2.8. Statistical analysis
Results were submitted to statistical analysis according to a completely randomized design using PROC MIXED from SAS 9.418 according to the model below:
Yij = µ + Di + A(Di)j + Ɛij,
Where Y ijklm = dependent variable; µ = overall average; Di = diet effect (i = 1 to 3); A(Di)j = random effect of animal within treatment (j =1 to 3); Ɛijklm = assumed random error NID ~ (0,σ2).

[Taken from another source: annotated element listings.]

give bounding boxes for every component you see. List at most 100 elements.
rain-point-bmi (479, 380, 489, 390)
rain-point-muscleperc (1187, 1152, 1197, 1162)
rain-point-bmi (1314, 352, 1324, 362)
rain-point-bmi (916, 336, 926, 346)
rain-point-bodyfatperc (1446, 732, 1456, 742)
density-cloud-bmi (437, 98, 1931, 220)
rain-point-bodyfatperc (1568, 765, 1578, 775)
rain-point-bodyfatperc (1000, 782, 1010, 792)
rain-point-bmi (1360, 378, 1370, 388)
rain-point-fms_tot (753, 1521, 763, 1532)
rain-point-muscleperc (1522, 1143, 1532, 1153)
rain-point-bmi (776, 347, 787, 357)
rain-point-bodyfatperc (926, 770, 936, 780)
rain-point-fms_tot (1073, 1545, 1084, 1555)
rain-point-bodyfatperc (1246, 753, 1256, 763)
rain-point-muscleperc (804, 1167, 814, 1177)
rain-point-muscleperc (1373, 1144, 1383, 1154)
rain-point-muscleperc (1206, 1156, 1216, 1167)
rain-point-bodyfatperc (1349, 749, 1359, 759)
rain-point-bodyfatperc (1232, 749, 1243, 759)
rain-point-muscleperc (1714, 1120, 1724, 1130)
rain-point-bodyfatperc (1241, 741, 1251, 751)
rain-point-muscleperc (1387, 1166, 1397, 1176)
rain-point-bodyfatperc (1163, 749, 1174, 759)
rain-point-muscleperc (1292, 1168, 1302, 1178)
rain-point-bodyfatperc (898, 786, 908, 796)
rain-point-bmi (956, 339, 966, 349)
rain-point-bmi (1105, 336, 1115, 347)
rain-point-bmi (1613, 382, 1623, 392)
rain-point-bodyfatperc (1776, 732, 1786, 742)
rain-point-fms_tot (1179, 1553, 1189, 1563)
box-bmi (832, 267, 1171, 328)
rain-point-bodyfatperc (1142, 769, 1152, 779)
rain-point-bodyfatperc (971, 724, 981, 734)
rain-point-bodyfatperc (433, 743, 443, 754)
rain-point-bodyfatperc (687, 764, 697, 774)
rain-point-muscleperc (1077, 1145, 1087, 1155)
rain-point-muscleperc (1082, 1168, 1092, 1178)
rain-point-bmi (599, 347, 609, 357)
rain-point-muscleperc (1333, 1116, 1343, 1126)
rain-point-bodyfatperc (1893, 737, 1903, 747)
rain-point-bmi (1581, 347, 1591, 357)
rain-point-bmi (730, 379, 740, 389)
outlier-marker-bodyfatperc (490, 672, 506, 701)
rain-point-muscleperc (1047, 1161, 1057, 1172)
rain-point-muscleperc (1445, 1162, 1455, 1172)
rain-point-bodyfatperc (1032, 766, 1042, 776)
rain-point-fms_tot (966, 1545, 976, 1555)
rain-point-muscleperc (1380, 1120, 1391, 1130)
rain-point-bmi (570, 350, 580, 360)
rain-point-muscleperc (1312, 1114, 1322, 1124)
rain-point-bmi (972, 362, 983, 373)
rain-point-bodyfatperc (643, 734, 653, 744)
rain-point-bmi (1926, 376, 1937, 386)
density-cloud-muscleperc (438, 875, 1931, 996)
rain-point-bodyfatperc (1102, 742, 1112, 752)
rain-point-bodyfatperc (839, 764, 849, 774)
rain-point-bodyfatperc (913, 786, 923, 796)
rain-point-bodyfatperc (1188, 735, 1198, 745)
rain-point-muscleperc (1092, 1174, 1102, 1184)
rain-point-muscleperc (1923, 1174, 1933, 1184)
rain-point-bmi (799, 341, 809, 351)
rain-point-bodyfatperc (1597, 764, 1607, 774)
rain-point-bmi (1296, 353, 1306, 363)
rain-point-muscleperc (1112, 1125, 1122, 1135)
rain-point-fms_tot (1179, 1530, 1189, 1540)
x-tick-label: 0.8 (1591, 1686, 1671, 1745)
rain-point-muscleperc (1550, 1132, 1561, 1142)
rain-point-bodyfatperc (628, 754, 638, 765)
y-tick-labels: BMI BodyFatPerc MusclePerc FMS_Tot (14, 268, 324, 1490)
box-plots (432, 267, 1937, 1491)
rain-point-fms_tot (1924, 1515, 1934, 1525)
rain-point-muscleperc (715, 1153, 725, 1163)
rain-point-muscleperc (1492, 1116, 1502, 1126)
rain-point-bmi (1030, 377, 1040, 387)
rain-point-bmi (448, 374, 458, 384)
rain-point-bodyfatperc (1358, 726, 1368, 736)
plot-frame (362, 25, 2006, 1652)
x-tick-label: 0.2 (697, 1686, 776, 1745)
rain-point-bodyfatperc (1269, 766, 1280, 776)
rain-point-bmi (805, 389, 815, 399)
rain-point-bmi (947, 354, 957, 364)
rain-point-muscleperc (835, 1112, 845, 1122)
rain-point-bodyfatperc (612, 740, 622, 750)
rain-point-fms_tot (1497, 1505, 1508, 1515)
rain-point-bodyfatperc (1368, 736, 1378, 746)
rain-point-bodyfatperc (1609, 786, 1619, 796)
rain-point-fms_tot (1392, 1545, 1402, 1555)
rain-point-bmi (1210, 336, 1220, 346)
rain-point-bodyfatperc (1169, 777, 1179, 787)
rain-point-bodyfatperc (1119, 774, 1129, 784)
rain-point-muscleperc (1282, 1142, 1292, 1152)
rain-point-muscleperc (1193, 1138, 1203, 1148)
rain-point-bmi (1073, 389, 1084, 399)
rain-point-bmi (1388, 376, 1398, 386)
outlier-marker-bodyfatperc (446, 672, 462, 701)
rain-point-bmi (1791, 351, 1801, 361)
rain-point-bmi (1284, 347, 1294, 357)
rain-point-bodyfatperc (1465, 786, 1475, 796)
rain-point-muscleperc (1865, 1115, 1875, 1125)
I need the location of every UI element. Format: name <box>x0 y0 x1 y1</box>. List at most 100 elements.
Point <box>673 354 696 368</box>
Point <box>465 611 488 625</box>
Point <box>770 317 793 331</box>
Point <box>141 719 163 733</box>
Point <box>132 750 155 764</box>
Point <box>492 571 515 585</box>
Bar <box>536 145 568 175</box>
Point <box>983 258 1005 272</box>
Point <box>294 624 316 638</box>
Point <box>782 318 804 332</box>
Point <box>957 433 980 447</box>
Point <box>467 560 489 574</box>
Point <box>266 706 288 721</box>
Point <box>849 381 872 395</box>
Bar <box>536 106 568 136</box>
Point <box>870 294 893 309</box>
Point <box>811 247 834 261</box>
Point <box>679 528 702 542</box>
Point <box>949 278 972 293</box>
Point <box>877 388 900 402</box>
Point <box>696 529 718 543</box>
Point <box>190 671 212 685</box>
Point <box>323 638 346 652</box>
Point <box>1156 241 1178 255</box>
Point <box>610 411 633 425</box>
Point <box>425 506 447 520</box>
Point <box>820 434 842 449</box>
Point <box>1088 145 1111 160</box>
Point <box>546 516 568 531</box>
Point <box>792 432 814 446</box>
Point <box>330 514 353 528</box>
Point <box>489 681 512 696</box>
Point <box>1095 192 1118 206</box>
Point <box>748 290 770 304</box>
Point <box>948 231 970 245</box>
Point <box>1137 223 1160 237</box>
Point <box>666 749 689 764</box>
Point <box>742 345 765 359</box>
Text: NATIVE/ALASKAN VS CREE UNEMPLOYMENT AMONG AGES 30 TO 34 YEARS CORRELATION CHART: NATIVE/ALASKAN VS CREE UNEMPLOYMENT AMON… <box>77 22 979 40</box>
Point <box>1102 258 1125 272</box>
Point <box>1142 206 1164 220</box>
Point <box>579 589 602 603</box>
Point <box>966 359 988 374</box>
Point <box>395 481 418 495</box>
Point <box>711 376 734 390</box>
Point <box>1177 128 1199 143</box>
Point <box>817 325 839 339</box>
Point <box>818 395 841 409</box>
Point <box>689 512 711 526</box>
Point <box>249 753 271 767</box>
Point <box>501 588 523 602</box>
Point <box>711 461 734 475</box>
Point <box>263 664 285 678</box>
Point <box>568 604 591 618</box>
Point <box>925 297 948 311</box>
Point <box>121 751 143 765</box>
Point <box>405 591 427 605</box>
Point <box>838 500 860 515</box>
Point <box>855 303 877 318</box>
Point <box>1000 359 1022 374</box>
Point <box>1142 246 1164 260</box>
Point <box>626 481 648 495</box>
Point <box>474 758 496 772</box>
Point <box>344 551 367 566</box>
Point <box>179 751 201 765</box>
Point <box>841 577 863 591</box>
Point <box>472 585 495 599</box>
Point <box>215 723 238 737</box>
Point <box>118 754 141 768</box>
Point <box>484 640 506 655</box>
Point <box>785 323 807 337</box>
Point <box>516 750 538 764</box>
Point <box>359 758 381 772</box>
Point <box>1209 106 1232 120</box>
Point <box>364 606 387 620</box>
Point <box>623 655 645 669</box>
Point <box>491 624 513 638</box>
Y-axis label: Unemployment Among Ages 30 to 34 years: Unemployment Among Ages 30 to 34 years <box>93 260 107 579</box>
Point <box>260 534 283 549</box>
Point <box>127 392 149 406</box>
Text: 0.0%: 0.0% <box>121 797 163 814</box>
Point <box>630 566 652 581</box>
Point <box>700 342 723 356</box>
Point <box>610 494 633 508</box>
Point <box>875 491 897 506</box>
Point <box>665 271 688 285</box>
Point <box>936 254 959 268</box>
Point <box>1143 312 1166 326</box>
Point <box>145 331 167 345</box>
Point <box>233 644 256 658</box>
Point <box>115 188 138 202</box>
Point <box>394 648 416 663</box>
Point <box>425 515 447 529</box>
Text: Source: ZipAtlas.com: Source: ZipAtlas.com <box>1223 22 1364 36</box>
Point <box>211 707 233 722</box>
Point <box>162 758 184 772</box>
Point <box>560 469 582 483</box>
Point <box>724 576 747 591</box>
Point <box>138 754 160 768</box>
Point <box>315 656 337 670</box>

Blood variables were collected over time according to the previous design considering the effect of time as a repeated measurement, using PROC MIXED from SAS, according to the following model:
Yijklmn = µ + Di + A(Di)j + Ɛij,+ Tn + D×Tln + ωijln
Where Yijklmn is the dependent variable value, μ is the overall mean, Ai, A(Di)j, Tl, Am, T×Dlm + Ɛijklm were previously described, and ωijlmn is the random error associated with the assumed effect of time NID ~ (0, σ2); Tn is the fixed effect of sampling time (l = 1 to 3); D×Tln is the fixed effect of the interaction between diet and time; D×Tmn is the fixed effect of the interaction between diet and time. All means were obtained using LSMEANS.
Treatment responses were tested and significance level of 0.05 was adopted.